David Scherer dscherer@cmu.edu
Mon, 13 Mar 2000 22:24:04 -0500


> I haven't looked at Dave's code closely yet, but I imagine that a
> third alternative is to have each IDLE process start up its own
> execution engine subprocesses.  The port number can be chosen by the
> parent process and passed to the child as an argument.

This is clearly the best approach for the multi-user situation on Unix, and
quite easy to add to my code, though I don't have time to do it myself at
the moment.  It has the added advantage of not depending on the availability
of a specific high port number :)

The main reason I chose a "well-known port" to begin with is that I wanted
proof-of-concept that command-line arguments are not necessary.  I am
looking ahead to the Macintosh, where it is *not possible* to have more than
one process running from the same binary, and "command line arguments" don't
exist in the normal sense.  The only way I know of to start the loader on
the Mac is to make a physical copy of the Python interpreter on disk, change
its signature, change the signature of loader.py to match, and then launch()
loader.py.  And I thought having to call waitpid() on UNIX sucked...

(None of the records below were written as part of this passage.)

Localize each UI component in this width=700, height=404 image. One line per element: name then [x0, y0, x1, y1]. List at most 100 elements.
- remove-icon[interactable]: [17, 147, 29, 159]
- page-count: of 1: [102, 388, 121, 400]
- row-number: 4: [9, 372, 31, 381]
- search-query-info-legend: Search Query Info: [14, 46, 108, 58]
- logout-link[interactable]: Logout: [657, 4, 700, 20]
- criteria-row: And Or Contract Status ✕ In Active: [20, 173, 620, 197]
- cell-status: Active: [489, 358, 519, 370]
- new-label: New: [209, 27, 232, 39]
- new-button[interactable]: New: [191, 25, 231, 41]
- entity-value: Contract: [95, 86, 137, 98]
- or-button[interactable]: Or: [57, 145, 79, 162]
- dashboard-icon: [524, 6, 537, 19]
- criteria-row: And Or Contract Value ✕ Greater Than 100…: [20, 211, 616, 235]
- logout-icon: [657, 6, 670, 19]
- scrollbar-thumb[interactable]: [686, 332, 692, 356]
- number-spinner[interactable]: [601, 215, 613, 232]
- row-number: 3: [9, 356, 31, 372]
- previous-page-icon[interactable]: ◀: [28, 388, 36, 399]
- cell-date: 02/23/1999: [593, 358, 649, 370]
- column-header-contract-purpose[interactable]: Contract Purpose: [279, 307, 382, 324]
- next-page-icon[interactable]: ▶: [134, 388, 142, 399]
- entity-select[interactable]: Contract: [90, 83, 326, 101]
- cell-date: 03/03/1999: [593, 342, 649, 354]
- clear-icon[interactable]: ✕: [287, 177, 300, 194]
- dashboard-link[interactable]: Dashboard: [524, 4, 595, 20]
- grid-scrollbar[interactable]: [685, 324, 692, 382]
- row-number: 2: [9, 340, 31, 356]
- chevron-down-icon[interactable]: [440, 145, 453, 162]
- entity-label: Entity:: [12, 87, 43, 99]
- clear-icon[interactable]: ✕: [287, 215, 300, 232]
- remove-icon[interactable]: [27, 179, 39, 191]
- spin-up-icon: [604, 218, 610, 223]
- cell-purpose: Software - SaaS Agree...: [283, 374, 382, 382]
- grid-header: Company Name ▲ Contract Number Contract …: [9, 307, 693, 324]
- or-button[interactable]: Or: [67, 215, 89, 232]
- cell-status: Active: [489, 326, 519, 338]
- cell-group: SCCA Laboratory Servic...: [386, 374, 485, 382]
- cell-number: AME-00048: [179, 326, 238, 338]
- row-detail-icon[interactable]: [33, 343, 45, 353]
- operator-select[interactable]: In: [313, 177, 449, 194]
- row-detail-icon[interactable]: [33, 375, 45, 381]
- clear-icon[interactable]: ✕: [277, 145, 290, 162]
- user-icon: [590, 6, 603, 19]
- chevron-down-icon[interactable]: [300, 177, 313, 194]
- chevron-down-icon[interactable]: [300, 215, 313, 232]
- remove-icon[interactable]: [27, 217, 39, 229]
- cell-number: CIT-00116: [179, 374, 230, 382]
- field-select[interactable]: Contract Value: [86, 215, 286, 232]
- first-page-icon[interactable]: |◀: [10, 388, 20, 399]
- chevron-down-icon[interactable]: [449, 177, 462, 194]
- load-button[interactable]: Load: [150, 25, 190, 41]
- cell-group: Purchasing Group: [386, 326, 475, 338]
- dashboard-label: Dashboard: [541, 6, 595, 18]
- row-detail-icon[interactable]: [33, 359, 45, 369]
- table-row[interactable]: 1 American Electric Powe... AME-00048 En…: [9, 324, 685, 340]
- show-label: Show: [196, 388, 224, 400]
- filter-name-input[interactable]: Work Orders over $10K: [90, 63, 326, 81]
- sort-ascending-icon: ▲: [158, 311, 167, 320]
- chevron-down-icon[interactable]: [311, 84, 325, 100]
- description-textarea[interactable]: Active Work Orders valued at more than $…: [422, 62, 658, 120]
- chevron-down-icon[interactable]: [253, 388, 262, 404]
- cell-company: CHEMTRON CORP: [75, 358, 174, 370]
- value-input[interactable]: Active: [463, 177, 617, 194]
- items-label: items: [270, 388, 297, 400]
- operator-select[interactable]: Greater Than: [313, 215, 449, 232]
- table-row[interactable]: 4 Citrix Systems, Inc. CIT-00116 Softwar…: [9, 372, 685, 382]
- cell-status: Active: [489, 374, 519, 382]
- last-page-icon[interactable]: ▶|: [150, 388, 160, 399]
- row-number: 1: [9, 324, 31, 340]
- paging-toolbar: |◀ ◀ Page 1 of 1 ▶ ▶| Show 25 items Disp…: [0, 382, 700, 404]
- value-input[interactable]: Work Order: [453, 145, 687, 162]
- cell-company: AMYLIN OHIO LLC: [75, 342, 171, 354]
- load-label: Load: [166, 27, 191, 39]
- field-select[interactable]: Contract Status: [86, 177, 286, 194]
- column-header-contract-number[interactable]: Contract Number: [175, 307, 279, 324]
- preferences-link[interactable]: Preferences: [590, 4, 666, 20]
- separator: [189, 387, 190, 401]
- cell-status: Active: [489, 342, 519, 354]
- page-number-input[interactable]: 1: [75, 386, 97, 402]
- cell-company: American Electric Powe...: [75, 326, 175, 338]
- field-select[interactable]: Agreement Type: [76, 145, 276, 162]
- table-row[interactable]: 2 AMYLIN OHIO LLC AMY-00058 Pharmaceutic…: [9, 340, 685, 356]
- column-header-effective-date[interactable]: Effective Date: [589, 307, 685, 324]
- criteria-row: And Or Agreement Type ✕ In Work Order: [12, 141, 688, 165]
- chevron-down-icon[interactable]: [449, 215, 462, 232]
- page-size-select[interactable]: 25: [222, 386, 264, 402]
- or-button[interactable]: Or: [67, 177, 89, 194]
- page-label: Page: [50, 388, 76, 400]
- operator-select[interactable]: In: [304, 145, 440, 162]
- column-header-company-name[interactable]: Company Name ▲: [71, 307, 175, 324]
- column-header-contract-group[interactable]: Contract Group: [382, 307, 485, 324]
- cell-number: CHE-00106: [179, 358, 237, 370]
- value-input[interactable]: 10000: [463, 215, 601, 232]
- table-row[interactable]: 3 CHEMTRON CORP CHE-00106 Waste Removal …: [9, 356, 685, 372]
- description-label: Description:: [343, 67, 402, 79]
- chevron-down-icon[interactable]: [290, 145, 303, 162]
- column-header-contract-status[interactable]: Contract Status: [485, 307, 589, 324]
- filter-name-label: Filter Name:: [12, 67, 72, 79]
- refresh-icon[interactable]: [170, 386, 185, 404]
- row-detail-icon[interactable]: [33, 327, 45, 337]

Of course, MacPython is also only beginning to grow thread support, and has
a  buggy Tkinter implementation, and we haven't even managed to build a
working _tkinter.slb to start hacking up :(

I note that having only one IDLE running per user is desirable in any case,
because it enables much smarter behavior (e.g. preventing conflicting edits
of the same file).  Figuring out when to do the "remote" thing on UNIX might
be tricky, but at least on Windows I would like to protect the novice who
reasons that if they opened their first IDLE window by double-clicking the
IDLE icon, they should open a second window in the same way.